004 Historical Comedy
– Old
Radio 4 Extra recently broadcast a few old plays by Steve
Walker, the first one of which, The
Dolphinarium, was so completely out there I just couldn’t handle it. I was glad, however, that I gave Habakkuk of Ice a try. Originally from 2001, although still
extremely weird, it came together a bit better.
However, one can see a pattern developing: Steve Walker seems to really be into ice. Tim McInnerny was cast against type as a
brilliant, eccentric Jewish autodidact with worse-than-average social
skills. Championed by Lord Mountbatten,
this boffin was working for the war effort in the early 1940s by spinning off
bonkers-but-brilliant idea after idea.
He came up with one to create a fleet of ice troop carriers (the ice
mixed with wood pulp to made greater strength against enemy bombardment) called
habakkuks (after something in the Talmud).
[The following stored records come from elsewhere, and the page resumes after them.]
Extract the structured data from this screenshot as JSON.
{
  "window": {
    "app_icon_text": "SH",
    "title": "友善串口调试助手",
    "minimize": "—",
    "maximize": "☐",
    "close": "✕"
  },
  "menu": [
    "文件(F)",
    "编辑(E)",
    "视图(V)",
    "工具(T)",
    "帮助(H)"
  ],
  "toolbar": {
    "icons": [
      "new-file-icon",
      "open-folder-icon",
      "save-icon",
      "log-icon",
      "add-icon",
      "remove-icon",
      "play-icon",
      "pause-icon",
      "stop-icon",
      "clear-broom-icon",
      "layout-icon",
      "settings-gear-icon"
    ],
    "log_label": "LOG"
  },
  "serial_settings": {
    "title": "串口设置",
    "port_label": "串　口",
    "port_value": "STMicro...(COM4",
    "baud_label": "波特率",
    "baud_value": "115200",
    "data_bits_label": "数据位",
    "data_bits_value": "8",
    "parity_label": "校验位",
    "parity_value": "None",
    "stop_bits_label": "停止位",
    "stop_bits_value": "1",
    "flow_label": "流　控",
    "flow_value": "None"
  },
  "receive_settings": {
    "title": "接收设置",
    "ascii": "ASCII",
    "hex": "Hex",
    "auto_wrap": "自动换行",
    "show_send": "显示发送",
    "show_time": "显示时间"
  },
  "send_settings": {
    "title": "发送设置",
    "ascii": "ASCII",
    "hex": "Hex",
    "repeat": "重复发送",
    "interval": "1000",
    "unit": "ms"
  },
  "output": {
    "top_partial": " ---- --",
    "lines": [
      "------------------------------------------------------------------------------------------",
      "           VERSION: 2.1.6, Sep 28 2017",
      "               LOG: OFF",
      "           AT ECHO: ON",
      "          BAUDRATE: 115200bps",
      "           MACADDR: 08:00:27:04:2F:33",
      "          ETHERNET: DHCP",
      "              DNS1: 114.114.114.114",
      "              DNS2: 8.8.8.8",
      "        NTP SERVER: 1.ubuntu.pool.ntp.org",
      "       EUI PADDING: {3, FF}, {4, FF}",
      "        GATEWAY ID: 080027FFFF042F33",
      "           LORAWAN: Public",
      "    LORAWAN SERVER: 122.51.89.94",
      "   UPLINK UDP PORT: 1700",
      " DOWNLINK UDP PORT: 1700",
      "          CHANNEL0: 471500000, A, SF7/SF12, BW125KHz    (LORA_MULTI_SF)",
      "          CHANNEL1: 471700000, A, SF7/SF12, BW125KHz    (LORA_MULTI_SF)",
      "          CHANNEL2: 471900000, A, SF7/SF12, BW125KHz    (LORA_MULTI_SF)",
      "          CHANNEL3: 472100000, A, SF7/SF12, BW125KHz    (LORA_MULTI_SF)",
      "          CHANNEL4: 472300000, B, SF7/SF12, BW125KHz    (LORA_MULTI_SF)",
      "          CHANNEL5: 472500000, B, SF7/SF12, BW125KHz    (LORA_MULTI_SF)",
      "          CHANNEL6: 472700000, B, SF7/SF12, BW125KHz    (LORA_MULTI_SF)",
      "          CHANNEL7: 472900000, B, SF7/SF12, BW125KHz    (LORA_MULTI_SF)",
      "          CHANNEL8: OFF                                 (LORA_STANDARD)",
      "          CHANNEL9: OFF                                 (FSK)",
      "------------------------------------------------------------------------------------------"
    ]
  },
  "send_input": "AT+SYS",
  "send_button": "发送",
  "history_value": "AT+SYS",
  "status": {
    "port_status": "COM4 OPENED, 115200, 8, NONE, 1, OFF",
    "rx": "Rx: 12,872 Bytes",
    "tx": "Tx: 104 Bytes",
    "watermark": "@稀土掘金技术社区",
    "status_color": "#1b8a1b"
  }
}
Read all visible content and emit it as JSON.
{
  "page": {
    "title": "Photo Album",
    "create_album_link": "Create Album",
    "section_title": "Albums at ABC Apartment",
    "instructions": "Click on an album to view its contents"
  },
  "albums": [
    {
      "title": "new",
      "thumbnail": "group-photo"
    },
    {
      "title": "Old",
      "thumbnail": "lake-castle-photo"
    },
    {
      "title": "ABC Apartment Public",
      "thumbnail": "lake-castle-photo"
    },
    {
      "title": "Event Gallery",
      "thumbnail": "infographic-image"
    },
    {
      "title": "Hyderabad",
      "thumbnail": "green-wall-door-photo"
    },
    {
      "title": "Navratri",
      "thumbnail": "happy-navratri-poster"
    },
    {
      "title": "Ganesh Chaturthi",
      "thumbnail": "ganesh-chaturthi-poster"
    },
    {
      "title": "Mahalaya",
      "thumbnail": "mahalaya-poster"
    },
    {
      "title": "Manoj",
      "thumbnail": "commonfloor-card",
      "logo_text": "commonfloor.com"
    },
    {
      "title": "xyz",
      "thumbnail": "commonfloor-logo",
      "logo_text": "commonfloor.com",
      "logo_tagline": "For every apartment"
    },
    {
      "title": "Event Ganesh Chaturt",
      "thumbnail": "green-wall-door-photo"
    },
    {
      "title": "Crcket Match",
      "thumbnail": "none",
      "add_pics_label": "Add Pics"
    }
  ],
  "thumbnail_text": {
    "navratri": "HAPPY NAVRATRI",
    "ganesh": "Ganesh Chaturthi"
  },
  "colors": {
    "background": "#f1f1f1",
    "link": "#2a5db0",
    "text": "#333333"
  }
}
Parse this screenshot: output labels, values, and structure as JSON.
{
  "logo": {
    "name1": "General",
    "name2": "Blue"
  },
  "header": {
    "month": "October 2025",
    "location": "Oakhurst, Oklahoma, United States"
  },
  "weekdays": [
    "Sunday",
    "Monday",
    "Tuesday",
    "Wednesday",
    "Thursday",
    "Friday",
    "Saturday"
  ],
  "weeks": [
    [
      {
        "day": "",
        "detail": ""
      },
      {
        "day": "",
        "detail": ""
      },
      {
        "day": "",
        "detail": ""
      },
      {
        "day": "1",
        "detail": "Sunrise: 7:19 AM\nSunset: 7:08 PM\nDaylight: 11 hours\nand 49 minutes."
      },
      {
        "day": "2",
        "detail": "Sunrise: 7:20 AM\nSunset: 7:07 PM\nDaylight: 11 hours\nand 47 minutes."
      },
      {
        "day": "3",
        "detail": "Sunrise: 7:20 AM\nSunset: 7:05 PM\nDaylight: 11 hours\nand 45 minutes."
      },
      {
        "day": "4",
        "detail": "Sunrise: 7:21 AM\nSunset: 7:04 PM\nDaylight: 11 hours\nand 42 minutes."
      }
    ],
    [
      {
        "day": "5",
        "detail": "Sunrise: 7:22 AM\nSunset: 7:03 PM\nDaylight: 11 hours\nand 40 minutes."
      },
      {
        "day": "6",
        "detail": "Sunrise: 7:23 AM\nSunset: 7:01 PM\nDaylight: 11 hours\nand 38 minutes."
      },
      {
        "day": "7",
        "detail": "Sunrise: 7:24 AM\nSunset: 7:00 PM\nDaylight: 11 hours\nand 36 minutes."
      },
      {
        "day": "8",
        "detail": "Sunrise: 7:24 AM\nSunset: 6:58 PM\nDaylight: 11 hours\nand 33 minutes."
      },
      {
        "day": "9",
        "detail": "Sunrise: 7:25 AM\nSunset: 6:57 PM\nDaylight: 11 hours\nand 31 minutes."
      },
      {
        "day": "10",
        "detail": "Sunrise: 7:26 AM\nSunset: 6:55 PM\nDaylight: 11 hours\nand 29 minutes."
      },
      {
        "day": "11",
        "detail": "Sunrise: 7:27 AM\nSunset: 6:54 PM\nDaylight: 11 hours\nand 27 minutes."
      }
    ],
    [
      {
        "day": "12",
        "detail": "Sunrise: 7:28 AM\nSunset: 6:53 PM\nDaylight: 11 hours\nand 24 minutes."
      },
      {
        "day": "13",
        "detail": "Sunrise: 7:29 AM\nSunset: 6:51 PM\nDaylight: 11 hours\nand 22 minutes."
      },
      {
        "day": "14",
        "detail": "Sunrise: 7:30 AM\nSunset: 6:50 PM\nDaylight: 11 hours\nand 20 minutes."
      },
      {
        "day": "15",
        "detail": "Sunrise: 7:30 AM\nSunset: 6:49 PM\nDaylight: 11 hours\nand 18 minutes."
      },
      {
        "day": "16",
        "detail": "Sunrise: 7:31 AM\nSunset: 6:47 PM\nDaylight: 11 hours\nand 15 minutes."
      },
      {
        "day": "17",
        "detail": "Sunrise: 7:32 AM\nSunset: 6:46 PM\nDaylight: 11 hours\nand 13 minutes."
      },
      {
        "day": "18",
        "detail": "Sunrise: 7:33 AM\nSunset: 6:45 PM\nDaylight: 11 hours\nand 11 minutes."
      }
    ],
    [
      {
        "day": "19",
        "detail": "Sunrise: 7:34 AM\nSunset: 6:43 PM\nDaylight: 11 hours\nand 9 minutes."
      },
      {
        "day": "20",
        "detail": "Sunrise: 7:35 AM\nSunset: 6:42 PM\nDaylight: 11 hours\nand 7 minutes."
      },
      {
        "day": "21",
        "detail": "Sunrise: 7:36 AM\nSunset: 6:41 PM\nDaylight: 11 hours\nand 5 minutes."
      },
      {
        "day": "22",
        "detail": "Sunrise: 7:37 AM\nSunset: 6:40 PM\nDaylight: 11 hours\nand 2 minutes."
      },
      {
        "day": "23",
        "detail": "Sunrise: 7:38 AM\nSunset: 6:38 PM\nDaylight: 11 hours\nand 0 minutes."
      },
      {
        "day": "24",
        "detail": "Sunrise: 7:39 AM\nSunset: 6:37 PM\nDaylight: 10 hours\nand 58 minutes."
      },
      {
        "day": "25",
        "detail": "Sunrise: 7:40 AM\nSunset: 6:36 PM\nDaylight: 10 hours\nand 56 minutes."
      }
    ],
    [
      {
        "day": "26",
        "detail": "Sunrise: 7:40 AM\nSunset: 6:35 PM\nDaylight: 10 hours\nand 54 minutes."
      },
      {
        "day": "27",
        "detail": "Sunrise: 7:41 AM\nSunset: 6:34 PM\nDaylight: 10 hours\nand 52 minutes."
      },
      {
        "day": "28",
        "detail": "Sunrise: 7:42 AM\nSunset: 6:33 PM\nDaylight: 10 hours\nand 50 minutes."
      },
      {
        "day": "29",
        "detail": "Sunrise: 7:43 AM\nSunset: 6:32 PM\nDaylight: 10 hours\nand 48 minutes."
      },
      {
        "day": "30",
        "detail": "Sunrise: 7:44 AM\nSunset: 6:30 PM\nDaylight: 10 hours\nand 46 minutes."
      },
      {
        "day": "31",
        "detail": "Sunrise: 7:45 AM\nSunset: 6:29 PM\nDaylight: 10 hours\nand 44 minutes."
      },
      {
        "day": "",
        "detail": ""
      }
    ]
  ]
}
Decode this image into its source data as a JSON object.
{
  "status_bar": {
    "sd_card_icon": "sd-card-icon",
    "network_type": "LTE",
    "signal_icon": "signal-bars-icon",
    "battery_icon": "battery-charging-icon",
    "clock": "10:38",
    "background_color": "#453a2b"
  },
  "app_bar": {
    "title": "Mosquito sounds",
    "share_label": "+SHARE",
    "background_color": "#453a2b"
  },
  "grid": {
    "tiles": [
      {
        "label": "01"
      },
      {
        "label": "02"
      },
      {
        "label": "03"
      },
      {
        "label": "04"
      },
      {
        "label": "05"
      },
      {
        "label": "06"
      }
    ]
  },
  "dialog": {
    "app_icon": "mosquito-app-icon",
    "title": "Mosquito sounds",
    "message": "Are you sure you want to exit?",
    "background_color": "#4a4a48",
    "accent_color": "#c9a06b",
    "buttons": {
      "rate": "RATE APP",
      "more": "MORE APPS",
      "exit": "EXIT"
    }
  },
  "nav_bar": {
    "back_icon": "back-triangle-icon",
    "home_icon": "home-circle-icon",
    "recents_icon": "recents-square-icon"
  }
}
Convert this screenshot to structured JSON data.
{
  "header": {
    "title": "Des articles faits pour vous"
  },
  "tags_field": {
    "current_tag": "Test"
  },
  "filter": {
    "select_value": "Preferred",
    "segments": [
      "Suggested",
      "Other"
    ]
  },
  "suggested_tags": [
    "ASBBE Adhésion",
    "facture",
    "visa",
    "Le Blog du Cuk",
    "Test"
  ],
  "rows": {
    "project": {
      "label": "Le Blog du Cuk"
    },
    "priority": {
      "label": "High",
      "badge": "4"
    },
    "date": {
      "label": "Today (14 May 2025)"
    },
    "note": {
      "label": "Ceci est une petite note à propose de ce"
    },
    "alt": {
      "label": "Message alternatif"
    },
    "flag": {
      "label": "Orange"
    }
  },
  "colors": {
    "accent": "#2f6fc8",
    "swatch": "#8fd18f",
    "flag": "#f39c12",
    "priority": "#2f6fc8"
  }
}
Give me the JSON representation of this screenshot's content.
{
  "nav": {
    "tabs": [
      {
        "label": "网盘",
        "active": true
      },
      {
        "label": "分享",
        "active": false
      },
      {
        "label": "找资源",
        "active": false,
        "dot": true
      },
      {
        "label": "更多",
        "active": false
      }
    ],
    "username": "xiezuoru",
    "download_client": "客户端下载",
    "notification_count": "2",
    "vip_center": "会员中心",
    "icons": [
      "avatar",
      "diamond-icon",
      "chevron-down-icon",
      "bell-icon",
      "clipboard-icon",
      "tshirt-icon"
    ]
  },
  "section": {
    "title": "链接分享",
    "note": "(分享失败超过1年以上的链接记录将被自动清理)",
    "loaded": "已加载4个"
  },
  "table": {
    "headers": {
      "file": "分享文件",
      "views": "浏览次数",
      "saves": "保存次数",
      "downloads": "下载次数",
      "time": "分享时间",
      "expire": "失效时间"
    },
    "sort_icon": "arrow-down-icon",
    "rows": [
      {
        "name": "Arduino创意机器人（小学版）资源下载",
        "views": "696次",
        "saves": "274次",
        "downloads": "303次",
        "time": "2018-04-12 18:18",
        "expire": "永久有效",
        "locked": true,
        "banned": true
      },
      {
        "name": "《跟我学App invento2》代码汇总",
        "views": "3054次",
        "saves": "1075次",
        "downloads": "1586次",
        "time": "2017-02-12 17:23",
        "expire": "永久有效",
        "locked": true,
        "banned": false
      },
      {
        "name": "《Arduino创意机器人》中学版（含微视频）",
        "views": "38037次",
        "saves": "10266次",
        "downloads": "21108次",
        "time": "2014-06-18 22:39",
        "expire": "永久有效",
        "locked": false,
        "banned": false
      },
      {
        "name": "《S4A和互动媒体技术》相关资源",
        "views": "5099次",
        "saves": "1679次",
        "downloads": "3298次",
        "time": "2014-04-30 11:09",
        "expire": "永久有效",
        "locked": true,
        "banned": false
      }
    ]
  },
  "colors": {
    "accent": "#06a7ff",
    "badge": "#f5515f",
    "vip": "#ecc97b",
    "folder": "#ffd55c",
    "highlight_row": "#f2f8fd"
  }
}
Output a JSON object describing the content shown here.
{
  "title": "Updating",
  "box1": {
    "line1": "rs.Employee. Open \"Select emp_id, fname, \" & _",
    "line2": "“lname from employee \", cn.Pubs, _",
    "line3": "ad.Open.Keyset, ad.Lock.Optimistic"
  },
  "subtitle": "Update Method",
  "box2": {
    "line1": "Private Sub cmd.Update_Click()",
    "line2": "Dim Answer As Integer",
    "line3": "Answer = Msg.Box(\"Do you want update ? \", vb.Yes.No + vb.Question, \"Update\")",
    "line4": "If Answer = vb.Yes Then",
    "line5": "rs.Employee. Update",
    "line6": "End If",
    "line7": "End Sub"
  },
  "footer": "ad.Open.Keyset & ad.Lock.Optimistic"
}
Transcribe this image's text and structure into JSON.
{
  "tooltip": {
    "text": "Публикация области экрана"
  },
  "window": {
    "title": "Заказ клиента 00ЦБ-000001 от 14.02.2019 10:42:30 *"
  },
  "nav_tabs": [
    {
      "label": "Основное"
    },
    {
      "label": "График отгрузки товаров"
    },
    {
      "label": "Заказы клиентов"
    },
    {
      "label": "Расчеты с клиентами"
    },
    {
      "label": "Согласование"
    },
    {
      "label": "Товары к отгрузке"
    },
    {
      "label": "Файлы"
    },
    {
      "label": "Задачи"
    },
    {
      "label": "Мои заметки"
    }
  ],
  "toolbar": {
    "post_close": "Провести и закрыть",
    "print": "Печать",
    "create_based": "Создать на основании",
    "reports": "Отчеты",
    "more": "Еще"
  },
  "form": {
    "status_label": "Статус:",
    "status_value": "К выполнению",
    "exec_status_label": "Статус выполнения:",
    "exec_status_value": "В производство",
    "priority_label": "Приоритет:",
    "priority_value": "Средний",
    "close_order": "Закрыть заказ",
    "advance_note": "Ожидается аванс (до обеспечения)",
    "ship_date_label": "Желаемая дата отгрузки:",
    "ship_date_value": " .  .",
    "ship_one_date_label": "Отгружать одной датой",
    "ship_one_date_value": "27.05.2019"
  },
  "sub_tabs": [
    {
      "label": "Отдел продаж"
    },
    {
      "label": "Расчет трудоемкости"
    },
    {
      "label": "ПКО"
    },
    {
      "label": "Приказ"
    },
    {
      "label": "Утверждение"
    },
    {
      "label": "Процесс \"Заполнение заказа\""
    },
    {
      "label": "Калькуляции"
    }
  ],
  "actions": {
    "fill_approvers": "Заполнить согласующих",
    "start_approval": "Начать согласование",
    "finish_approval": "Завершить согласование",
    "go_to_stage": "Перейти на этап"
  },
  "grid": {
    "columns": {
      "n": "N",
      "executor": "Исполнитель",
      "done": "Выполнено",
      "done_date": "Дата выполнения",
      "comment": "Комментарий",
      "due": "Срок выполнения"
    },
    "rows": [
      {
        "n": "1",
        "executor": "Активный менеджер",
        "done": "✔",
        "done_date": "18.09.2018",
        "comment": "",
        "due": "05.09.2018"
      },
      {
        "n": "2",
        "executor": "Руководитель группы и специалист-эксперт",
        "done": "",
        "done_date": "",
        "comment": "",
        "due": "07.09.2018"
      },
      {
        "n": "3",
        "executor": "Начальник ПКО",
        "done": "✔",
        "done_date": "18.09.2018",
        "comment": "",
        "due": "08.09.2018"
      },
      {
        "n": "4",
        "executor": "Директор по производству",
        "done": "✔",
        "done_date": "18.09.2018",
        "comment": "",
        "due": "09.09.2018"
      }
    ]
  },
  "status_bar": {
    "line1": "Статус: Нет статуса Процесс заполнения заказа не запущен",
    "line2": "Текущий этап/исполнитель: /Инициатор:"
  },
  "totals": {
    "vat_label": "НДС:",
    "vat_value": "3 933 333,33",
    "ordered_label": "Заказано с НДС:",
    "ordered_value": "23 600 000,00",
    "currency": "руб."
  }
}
Aided by his beleaguered graphologist and secretary—who is annoyed by
his habit of putting all the furniture on the ceiling and pulling it down by
string when needed—and a sympathetic Winston Churchill, the boffin’s idea makes
it to hypothetical testing phases in Canada.
However, his inability to work with military types takes him off the
project, and eventually money and patience run out, and the war is won without
the use of these fantastical creations. It also starred Dermot Crowley, Melanie
Hudson, Chris Emmett, Emmet Hove, Kerry Shale, William Hope, Sean Baker, and
Jenny Stoller, and was directed by Andy Jordan.